Réunion des médiathèques à la Haye

par LES VOIVRES 88240  -  29 Juin 2015, 06:11  -  #Bibliothèque

Réunion des médiathèques à la Haye

Le jeudi 25 juin a eu lieu à la Haye, sur la proposition de Mr Florentin, conservateur de la Médiathèque Départementale des Vosges, la réunion des médiathèques du Territoire de Remiremont et ses Vallées et celles du Val de Vôge.

La médiathèque de la Haye regroupe les communes de la Haye, Harsault et Grandrupt de Bains.

Elle est animée par une équipe de 5 bénévoles: Marie-Françoise, Guy, Virginie, Tom et Nicole.

Cette réunion avait pour but de faire le point de l'activité culturelle et de présenter les outils informatiques qui peuvent être mis à la disposition des lecteurs.

Des conférences-ateliers peuvent être programmées par la Médiathèque départementale afin que les personnes le désirant puissent apprendre à écrire des articles sur Wikipédia.

Dans une commune il y a souvent des spécialistes de l'histoire et des spécificités locales. Ils enrichissent les pages de Wikipédia consacrées à leur commune et permettent ainsi de la promouvoir.

Mais bien entendu tous les sujets peuvent être abordés.

Cette année Poéma a fait halte à Trémonzey dimanche 7 juin. Un poète et un musicien, Lucien Suel et Thomas Milanese accompagnés par les participants ont fait une balade autour du village tout en récitant des poèmes, en les commentant accompagnés de musique.

La poésie est souvent le parent pauvre des bibliothèques.

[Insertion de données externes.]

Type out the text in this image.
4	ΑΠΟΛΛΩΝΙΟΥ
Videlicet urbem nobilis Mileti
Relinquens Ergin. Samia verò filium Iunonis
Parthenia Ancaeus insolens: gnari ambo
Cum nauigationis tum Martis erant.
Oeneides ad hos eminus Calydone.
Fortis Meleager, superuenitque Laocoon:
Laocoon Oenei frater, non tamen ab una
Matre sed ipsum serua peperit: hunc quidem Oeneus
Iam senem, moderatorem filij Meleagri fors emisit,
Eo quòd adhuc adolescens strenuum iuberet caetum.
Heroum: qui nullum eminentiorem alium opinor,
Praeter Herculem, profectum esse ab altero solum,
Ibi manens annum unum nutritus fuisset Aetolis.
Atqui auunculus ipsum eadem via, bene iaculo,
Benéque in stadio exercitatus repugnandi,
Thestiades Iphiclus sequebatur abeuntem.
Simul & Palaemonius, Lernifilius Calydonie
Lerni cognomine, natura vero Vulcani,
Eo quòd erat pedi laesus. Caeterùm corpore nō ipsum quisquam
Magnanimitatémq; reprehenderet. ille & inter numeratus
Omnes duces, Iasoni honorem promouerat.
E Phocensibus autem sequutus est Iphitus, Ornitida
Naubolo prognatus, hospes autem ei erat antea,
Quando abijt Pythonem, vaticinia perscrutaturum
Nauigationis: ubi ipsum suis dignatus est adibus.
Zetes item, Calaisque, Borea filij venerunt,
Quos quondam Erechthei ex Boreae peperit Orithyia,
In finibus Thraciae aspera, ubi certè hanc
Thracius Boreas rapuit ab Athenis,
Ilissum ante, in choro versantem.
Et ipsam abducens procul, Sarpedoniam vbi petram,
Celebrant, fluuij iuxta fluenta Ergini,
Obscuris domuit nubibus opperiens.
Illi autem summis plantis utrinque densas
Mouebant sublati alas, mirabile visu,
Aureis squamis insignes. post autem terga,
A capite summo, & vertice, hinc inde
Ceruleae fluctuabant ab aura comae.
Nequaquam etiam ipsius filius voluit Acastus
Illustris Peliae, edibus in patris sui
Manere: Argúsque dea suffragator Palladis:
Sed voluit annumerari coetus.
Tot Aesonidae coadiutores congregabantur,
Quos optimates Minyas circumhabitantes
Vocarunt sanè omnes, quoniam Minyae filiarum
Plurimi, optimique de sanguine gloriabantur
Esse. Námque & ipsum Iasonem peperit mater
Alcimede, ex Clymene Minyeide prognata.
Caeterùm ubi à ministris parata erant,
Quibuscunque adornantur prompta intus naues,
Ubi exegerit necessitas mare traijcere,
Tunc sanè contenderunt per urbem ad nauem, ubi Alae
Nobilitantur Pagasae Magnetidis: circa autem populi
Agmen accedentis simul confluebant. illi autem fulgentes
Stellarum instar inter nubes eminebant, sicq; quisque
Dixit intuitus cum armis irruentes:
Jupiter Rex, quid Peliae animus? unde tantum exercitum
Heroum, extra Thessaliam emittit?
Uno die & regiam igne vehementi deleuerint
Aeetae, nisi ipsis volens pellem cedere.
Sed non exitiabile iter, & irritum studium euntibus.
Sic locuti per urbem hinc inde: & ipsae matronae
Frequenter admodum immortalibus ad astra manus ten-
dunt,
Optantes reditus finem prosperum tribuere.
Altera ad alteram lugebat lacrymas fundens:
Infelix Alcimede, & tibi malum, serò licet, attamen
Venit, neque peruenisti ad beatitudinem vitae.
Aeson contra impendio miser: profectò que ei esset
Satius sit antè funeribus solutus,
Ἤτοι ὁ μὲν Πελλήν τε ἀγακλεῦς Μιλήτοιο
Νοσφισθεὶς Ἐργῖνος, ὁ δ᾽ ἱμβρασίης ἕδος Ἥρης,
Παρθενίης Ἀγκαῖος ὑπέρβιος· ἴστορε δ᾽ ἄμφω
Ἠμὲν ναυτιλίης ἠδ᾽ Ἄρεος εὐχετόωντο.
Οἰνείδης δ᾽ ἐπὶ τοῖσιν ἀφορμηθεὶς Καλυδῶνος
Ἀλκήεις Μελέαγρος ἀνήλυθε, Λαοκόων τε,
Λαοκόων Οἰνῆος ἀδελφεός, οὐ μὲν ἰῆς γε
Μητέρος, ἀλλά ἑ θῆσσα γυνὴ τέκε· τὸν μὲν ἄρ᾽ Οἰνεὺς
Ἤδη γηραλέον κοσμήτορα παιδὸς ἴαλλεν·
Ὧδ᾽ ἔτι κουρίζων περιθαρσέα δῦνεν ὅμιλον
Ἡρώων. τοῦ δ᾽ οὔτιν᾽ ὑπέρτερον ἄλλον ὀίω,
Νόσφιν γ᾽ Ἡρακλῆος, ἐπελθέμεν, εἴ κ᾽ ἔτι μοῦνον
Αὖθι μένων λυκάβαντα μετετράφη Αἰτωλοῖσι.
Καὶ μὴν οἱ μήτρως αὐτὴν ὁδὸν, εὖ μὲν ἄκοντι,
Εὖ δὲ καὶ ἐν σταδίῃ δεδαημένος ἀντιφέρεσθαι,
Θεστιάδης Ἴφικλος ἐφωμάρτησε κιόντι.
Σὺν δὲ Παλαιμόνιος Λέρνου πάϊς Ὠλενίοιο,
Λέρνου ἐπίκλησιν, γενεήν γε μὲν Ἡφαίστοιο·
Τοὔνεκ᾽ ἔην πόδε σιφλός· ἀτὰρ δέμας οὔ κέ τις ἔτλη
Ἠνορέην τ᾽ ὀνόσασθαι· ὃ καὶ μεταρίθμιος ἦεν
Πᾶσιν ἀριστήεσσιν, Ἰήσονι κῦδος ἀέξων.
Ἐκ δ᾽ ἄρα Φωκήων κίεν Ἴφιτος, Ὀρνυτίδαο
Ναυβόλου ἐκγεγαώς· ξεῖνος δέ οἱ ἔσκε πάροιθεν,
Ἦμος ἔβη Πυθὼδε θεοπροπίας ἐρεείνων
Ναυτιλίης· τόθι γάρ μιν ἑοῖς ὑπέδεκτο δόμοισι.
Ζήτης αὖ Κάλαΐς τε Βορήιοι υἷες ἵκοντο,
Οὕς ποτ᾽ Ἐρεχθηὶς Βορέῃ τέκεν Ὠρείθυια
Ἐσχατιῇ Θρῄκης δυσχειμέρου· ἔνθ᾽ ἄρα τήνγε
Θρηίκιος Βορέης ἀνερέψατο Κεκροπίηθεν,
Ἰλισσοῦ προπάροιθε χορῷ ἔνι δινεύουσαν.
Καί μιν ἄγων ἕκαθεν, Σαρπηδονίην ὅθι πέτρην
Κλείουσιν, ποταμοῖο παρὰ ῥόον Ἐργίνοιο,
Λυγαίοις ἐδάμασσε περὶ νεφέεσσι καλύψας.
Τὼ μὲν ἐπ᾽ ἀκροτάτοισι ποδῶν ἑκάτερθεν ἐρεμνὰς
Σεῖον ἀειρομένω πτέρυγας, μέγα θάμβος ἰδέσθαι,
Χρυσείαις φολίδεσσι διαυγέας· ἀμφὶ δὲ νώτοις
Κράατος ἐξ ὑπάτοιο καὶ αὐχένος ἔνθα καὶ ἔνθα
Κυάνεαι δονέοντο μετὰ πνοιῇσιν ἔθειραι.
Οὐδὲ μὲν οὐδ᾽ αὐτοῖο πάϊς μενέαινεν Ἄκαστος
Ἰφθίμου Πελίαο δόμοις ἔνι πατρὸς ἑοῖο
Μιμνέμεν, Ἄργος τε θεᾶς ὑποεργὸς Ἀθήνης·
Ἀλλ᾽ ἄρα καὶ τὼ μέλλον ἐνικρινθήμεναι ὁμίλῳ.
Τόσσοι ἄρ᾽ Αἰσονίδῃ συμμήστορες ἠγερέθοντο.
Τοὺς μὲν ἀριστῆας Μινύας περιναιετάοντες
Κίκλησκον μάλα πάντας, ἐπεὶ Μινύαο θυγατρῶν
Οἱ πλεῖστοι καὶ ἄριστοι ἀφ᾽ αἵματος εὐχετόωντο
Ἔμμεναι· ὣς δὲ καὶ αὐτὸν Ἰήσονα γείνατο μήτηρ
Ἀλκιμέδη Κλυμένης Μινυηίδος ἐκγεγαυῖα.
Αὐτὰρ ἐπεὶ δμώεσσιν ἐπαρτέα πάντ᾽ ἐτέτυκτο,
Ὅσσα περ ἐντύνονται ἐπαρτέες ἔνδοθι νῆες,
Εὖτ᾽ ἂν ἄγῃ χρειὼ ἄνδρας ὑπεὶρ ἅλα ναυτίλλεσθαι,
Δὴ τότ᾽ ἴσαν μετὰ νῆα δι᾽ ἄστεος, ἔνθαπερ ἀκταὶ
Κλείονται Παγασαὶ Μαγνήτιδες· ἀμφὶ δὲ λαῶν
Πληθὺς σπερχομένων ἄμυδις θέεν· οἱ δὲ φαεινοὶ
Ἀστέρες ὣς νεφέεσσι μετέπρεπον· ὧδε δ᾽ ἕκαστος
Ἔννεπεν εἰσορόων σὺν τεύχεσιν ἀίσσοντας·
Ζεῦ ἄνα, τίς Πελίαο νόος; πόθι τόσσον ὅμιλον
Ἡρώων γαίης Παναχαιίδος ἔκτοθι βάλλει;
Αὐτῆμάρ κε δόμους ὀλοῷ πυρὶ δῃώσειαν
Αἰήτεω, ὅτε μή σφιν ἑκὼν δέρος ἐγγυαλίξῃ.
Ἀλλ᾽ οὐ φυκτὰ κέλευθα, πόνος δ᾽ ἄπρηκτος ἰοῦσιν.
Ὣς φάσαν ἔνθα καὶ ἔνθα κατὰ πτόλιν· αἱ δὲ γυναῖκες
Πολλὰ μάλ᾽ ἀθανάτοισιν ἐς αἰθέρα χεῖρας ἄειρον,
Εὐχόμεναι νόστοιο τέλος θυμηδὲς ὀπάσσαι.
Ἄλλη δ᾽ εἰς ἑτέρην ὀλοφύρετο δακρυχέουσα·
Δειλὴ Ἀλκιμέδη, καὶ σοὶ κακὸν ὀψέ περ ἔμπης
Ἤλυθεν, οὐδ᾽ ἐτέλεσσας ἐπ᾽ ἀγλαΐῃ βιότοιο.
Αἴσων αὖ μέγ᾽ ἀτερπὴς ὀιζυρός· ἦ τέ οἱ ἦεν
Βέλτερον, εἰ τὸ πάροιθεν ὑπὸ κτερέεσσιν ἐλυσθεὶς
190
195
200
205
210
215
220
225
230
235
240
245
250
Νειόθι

En la présentant d'une façon moins austère il est possible d’intéresser le public.

La médiathèque du Thillot fête ses 10 ans. De nombreuses animations vont être proposées : spectacle, portes ouvertes, courts-métrages et concert.

Réunion des médiathèques à la Haye

Le festival du court métrage " Chacun son Court " va venir dans les Vosges. Il va s'arrêter à Vagney, Mirecourt Attignéville et Le Thillot.

C'est l'occasion de découvrir des jeunes réalisateurs qui souvent ne sont diffusés que dans ces manifestations.

La médiathèque du Val de Vôge reçoit ses meubles au mois de juillet. Elle va donc bientôt pouvoir fonctionner normalement. La campagne pour recruter de nouveaux bénévoles a porté ses fruits. Ils vont seconder Mme Doux qui assure depuis longtemps cette fonction.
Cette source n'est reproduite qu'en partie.